Discussion Points with a Specialist
- Partnership – Most states offer special policies that provide dollar-for-dollar asset protection. The Long-Term Care Insurance Partnership Program might be one of the best-kept secrets in retirement planning. Make sure the specialist explains this program and how it might help you.
- Tax incentives – There are federal tax incentives available for some people. If you own your own business be sure to ask.
- Health Savings Accounts – If you have an HSA you can use the pre-tax money in your account to pay for the premium.
- Asset-Based or Hybrid policies – These are life insurance or annuities with a rider for long-term care. Careful, only a handful are actually a long-term care benefit. However, one of these policies can provide you with the flexibility of both a long-term care benefit or a death benefit. They are expensive but can be paid with a single premium.
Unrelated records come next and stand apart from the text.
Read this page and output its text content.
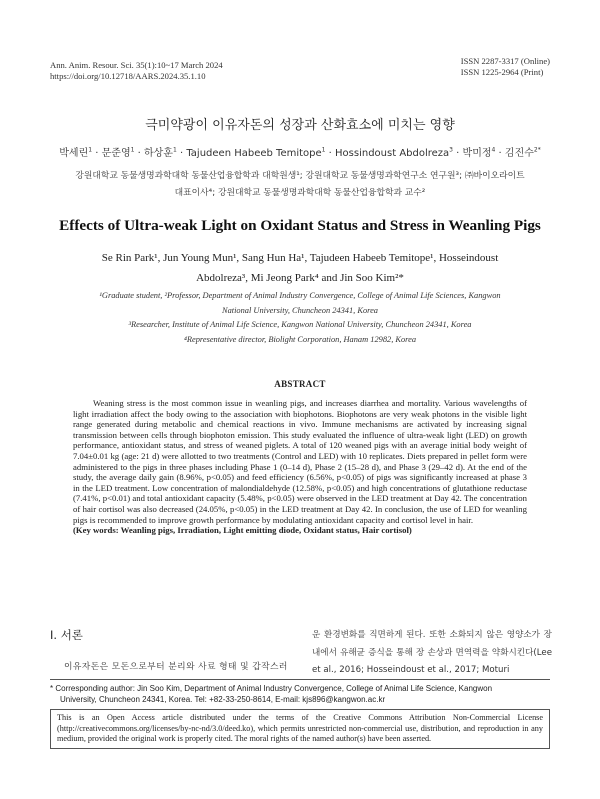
Ann. Anim. Resour. Sci. 35(1):10~17 March 2024
https://doi.org/10.12718/AARS.2024.35.1.10
ISSN 2287-3317 (Online)
ISSN 1225-2964 (Print)
극미약광이 이유자돈의 성장과 산화효소에 미치는 영향
박세린$^1$ · 문준영$^1$ · 하상훈$^1$ · Tajudeen Habeeb Temitope$^1$ · Hossindoust Abdolreza$^3$ · 박미정$^4$ · 김진수$^{2*}$
강원대학교 동물생명과학대학 동물산업융합학과 대학원생¹; 강원대학교 동물생명과학연구소 연구원³; ㈜바이오라이트
대표이사⁴; 강원대학교 동물생명과학대학 동물산업융합학과 교수²
Effects of Ultra-weak Light on Oxidant Status and Stress in Weanling Pigs
Se Rin Park¹, Jun Young Mun¹, Sang Hun Ha¹, Tajudeen Habeeb Temitope¹, Hosseindoust
Abdolreza³, Mi Jeong Park⁴ and Jin Soo Kim²*
¹Graduate student, ²Professor, Department of Animal Industry Convergence, College of Animal Life Sciences, Kangwon
National University, Chuncheon 24341, Korea
³Researcher, Institute of Animal Life Science, Kangwon National University, Chuncheon 24341, Korea
⁴Representative director, Biolight Corporation, Hanam 12982, Korea
ABSTRACT

Weaning stress is the most common issue in weanling pigs, and increases diarrhea and mortality. Various wavelengths of light irradiation affect the body owing to the association with biophotons. Biophotons are very weak photons in the visible light range generated during metabolic and chemical reactions in vivo. Immune mechanisms are activated by increasing signal transmission between cells through biophoton emission. This study evaluated the influence of ultra-weak light (LED) on growth performance, antioxidant status, and stress of weaned piglets. A total of 120 weaned pigs with an average initial body weight of 7.04±0.01 kg (age: 21 d) were allotted to two treatments (Control and LED) with 10 replicates. Diets prepared in pellet form were administered to the pigs in three phases including Phase 1 (0–14 d), Phase 2 (15–28 d), and Phase 3 (29–42 d). At the end of the study, the average daily gain (8.96%, p<0.05) and feed efficiency (6.56%, p<0.05) of pigs was significantly increased at phase 3 in the LED treatment. Low concentration of malondialdehyde (12.58%, p<0.05) and high concentrations of glutathione reductase (7.41%, p<0.01) and total antioxidant capacity (5.48%, p<0.05) were observed in the LED treatment at Day 42. The concentration of hair cortisol was also decreased (24.05%, p<0.05) in the LED treatment at Day 42. In conclusion, the use of LED for weanling pigs is recommended to improve growth performance by modulating antioxidant capacity and cortisol level in hair.

(Key words: Weanling pigs, Irradiation, Light emitting diode, Oxidant status, Hair cortisol)
Ⅰ. 서론
이유자돈은 모돈으로부터 분리와 사료 형태 및 갑작스러
운 환경변화를 직면하게 된다. 또한 소화되지 않은 영양소가 장 내에서 유해균 증식을 통해 장 손상과 면역력을 약화시킨다(Lee et al., 2016; Hosseindoust et al., 2017; Moturi
* Corresponding author: Jin Soo Kim, Department of Animal Industry Convergence, College of Animal Life Science, Kangwon
University, Chuncheon 24341, Korea. Tel: +82-33-250-8614, E-mail: kjs896@kangwon.ac.kr
This is an Open Access article distributed under the terms of the Creative Commons Attribution Non-Commercial License (http://creativecommons.org/licenses/by-nc-nd/3.0/deed.ko), which permits unrestricted non-commercial use, distribution, and reproduction in any medium, provided the original work is properly cited. The moral rights of the named author(s) have been asserted.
- Health and Family History - Make sure the specialist asks you detailed questions about your health, family history, and retirement plans. Underwritingcriteria varies with each insurance company. If they are not asking you detailed questions then find another specialist.
Cost of Care Calculator
Take a moment and find the current and future costs of long-term care in the area you live in. This will help you decide the amount of coverage is appropriate for you in your situation. For example, if you have a defined pension when you retire the amount of benefits you would need for long-term care would be less than an individual who will fund their future retirement with earnings off investments. In that case, protecting the principal is essential since that will produce your future income.
Find your state and use the LTC NEWS cost of care calculator by clicking here.
Planning for the financial costs and burdens of longevity comes down to your family. Make getting older easier on those you love.